Ministers have closed their doors to funerals.
Fear of quarantine has prevented families from flying in to pay their last respects.
Cemeteries have drastically altered what they do out of fear that some mourners who don't know they are infected with coronavirus might infect others.
Some cemeteries aren’t allowing any graveside services at all.

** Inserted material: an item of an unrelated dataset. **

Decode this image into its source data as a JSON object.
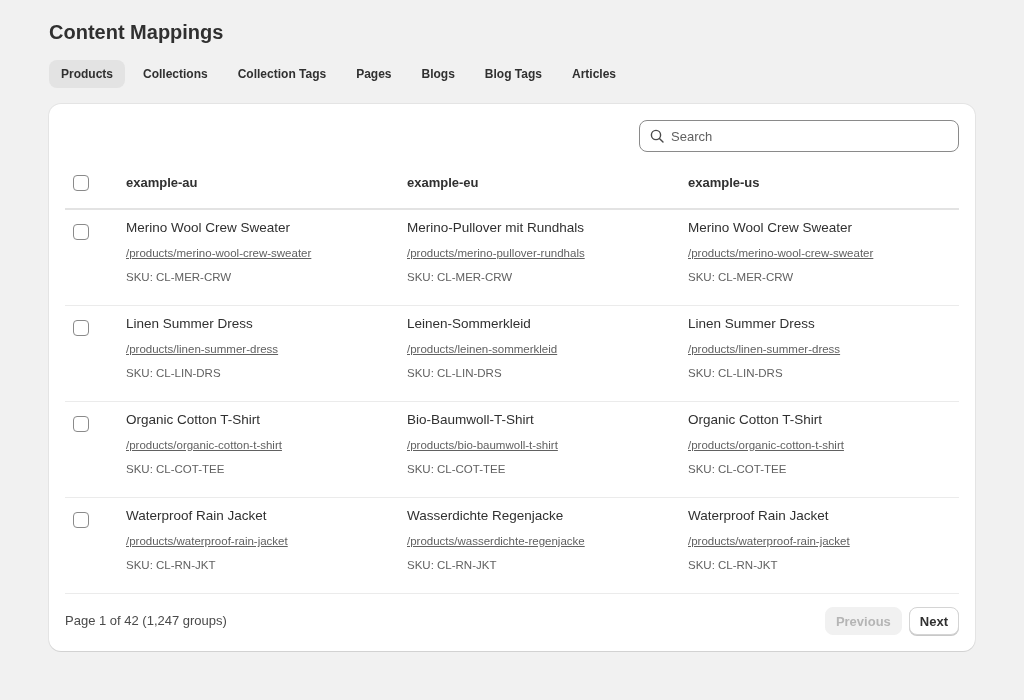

“We just take deceased up to the grave and bury them,” Terry Harmon, the owner of Orange, California’s Chapman Funeral Home, told The Associated Press.
And elderly people who have lost spouses can't hug or so much as be in the same room with their children and grandchildren at the exact time they need them most.
The Recka family is facing these problems now, following the death of 87-year-old Charles Recka. Although he didn’t die from COVID-19, the timing of his death fell during the pandemic and his family tells AP that they’re afraid to grieve with loved ones, because of the risk of infecting each other with the virus.
Recka’s daughter, Dawn Bouska, told the AP that she sees no choice but to prevent her children from getting closer to their grandmother than the other side of the window at the senior living center where she lives.
“I don’t know if these kids are carriers, (but) I can’t risk losing my mom,” said Bouska, 52, of Naperville, Illinois. “At the time she needs to be hugging these kids more than ever it’s unsafe to do so.”
Because of their fears, the Recka family decided to hold a mass celebrating Charles’ life at a later date.
Sadly, this is becoming the new normal.